In 2001, a refugee group of unaccompanied minors known as the Lost Boys of Sudan began arriving in the United States. Their early years were met with extensive media coverage

In 2001, a refugee group of unaccompanied minors known as the Lost Boys of Sudan began arriving in the United States. Their early years were met with extensive media coverage and scores of well-meaning volunteers in scattered resettlement locations across the country. Their story was told in television news reports, documentary films, and published memoirs. Updates regularly appeared in newsprint media. Scholars have criticized public depictions of refugees as frequently de-politicized, devoid of historical context, and often depicting voiceless masses of humanity rather than individuals with skills and histories (Malkki 1996, Harrell-Bond and Voutira 2007). These representations matter because they are both shaped by and shape what is possible in public discourse and everyday relations.
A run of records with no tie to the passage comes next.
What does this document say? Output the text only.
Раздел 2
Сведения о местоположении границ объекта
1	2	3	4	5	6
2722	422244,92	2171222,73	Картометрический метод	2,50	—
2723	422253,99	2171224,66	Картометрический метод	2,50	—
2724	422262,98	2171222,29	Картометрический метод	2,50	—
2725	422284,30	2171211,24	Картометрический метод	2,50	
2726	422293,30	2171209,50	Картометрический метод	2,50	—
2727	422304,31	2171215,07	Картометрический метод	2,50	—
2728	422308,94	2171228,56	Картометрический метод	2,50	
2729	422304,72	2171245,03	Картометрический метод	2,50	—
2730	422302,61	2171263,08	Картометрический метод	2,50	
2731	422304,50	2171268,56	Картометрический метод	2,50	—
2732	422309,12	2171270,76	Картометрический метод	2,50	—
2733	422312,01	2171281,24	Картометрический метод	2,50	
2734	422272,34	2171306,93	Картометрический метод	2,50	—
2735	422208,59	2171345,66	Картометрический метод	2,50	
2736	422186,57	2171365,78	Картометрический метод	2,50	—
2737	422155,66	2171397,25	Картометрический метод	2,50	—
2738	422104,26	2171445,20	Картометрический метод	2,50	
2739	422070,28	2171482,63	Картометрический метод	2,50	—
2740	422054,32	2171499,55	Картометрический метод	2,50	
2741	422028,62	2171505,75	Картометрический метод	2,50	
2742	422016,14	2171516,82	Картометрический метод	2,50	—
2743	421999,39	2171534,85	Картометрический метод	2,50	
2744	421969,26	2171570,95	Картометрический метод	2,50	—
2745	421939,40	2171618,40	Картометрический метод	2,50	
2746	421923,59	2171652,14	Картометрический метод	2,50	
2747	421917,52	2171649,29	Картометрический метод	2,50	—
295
This dissertation research creates an intersection where public representation and everyday practices meet. Through participant observation as a volunteer at a refugee community center in Phoenix, Arizona, this research explores the emotions, social roles and relations that underpin community formation, and investigates the narratives, representations, and performances that local Lost Boys and their publics engage in. I take the assertion that "refugee issues are one privileged site for the study of humanitarian interventions through which 'the international community' constitutes itself " (Malkki 1996: 378) and consider formation of local 'communities of feeling' (Riches and Dawson 1996) in order to offer a critique of humanitarianism as mobilized and enacted around the Lost Boys.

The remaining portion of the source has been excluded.